Will standard C++ allow me to replace a string in a unicode-encoded text file?

E

Eric Lilja

Hello, I had what I thought was normal text-file and I needed to locate a
string matching a certain pattern in that file and, if found, replace that
string. I thought this would be simple but I had problems getting my
algorithm to work and in order to help me find the solution I decided to
print each line to screen as I read them.
Then, to my surprise, I noticed that there was a space between every
character as I outputted the lines to the screen. I opened the file in a
more competent text editor and it informed me the file was "encoded" in
U-DOS. What's that, unicode? Anyway, my question is, can I read and write
unicode text files using standard C++ or will I have to resort to platform
specific tools in order to accomplish what I want?

Thanks for reading and replying

/ Eric
 
J

Jerry Coffin

Eric said:
Hello, I had what I thought was normal text-file and I needed to
locate a string matching a certain pattern in that file and, if
found, replace that string. I thought this would be simple but I
had problems getting my algorithm to work and in order to help me
find the solution I decided to print each line to screen as I
read them. Then, to my surprise, I noticed that there was a space
between every character as I outputted the lines to the screen. I
opened the file in a more competent text editor and it informed
me the file was "encoded" in U-DOS. What's that, unicode? Anyway,
my question is, can I read and write unicode text files using
standard C++ or will I have to resort to platform specific tools
in order to accomplish what I want?

You should be able to read nearly any sort of file in standard C++. The
major question is how much work it'll be -- i.e. whether your library
already has code to handle the encoding used or not.

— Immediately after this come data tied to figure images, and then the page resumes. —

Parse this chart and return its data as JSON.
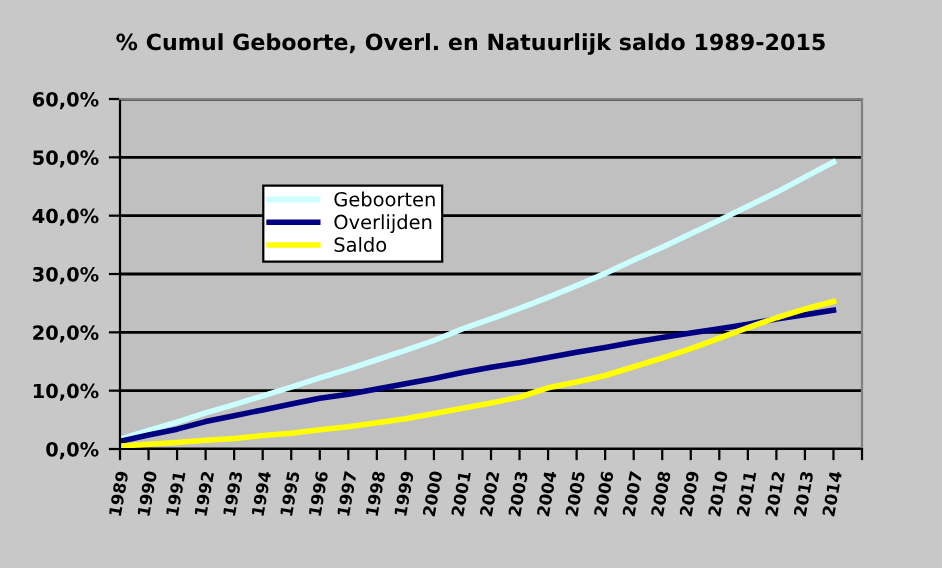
{
  "chart_data": {
    "type": "line",
    "title": "% Cumul Geboorte, Overl. en Natuurlijk saldo 1989-2015",
    "categories": [
      "1989",
      "1990",
      "1991",
      "1992",
      "1993",
      "1994",
      "1995",
      "1996",
      "1997",
      "1998",
      "1999",
      "2000",
      "2001",
      "2002",
      "2003",
      "2004",
      "2005",
      "2006",
      "2007",
      "2008",
      "2009",
      "2010",
      "2011",
      "2012",
      "2013",
      "2014"
    ],
    "series": [
      {
        "name": "Geboorten",
        "color": "#ccffff",
        "values": [
          1.7,
          3.2,
          4.6,
          6.2,
          7.6,
          9.1,
          10.6,
          12.2,
          13.7,
          15.3,
          16.9,
          18.6,
          20.6,
          22.3,
          24.1,
          26.0,
          28.0,
          30.1,
          32.4,
          34.6,
          36.9,
          39.2,
          41.6,
          44.0,
          46.6,
          49.2
        ]
      },
      {
        "name": "Overlijden",
        "color": "#000080",
        "values": [
          1.3,
          2.4,
          3.4,
          4.7,
          5.7,
          6.7,
          7.7,
          8.7,
          9.4,
          10.3,
          11.2,
          12.1,
          13.1,
          14.0,
          14.8,
          15.7,
          16.6,
          17.4,
          18.3,
          19.1,
          19.9,
          20.6,
          21.4,
          22.3,
          23.0,
          23.8
        ]
      },
      {
        "name": "Saldo",
        "color": "#ffff00",
        "values": [
          0.5,
          0.8,
          1.1,
          1.5,
          1.8,
          2.3,
          2.7,
          3.3,
          3.8,
          4.5,
          5.2,
          6.1,
          7.0,
          7.9,
          8.9,
          10.5,
          11.5,
          12.6,
          14.1,
          15.6,
          17.2,
          19.0,
          20.8,
          22.5,
          24.0,
          25.3
        ]
      }
    ],
    "ylim": [
      0,
      60
    ],
    "yticks": [
      {
        "value": 0,
        "label": "0,0%"
      },
      {
        "value": 10,
        "label": "10,0%"
      },
      {
        "value": 20,
        "label": "20,0%"
      },
      {
        "value": 30,
        "label": "30,0%"
      },
      {
        "value": 40,
        "label": "40,0%"
      },
      {
        "value": 50,
        "label": "50,0%"
      },
      {
        "value": 60,
        "label": "60,0%"
      }
    ],
    "grid": "y",
    "legend": "top left",
    "marker": "none",
    "line_style": "solid"
  }
}
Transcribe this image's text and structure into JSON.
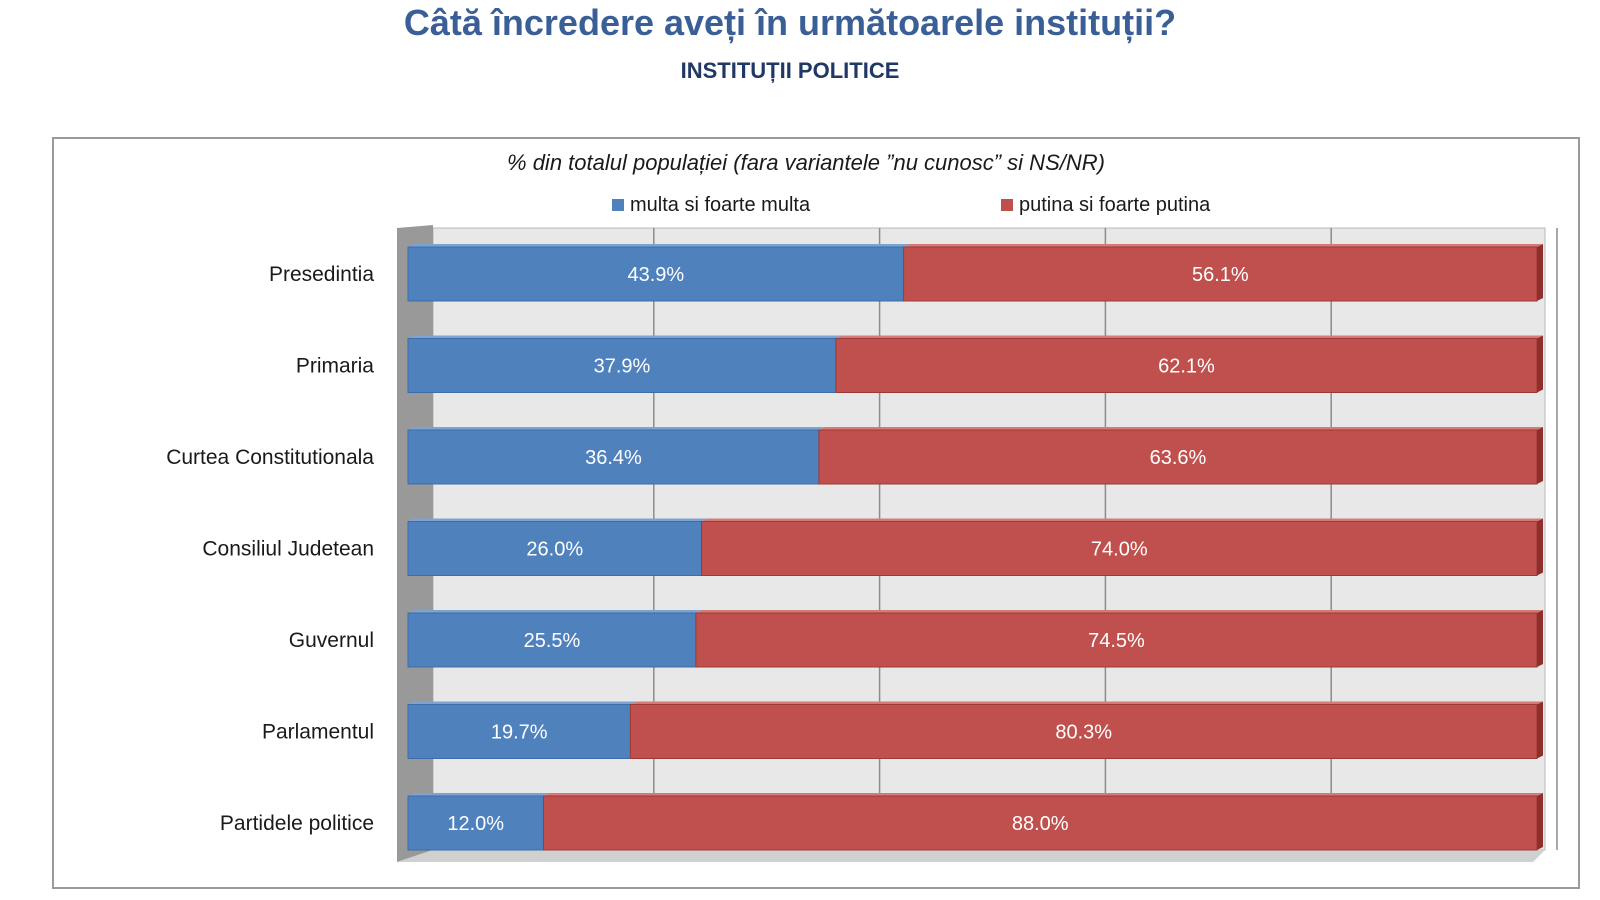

"U-DOS" doesn't mean much to me -- to get very far, you'll probably
want to look at something like a hex-dump of the file to figure out
what it really contains. Based on your description, it sounds as if it
_may_ have been written as UCS-2 or UTF-16 Unicode, but it's hard to
guess. If (nearly) every other byte is 00, one of those is a strong
possibility. Then again, if quite a few of the odd bytes aren't 00's,
it might still be UCS-2 (for example) but it's harder to say for sure.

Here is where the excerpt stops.